Data released on December 20, 2017
The olfactory stimulus-percept problem has been studied for more than a century, yet it is still hard to precisely predict the odor given the large-scale chemoinformatic features of an odorant molecule. A major challenge is that the perceived qualities vary greatly among individuals due to different genetic and cultural backgrounds. Moreover, the combinatorial interactions between multiple odorant receptors and diverse molecules significantly complicate the olfaction prediction. Many attempts have been made to establish structure-odor relationships for intensity and pleasantness, but no models are available to predict the personalized multi-odor attributes of molecules. In this study, we describe our winning algorithm for predicting individual and population perceptual responses to various odorants in DREAM Olfaction Prediction Challenge.

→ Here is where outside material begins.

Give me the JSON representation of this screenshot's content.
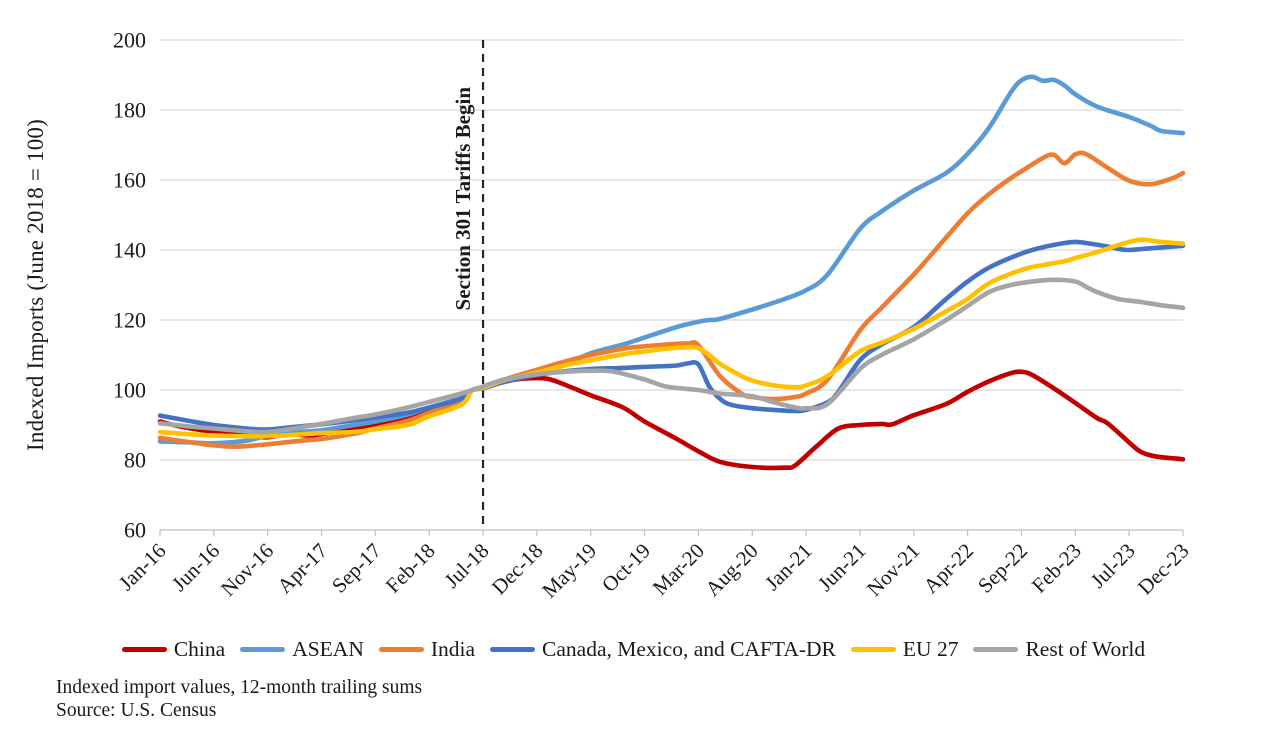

We find that random forest model consisting of multiple decision trees is well-suited to this prediction problem, given the large feature spaces and high variability of perceptual ratings among individuals. Integrating both population and individual perceptions into our model effectively reduces the influence of noise and outliers. By analyzing the importance of each chemical feature, we find that a small set of low- and non-degenerative features is sufficient for accurate prediction.
Our random forest model successfully predicts personalized odor attributes of structurally diverse molecules. This model together with the top discriminative features has the potential to extend our understanding of olfactory perception mechanisms and provide an alternative for rational odorant design.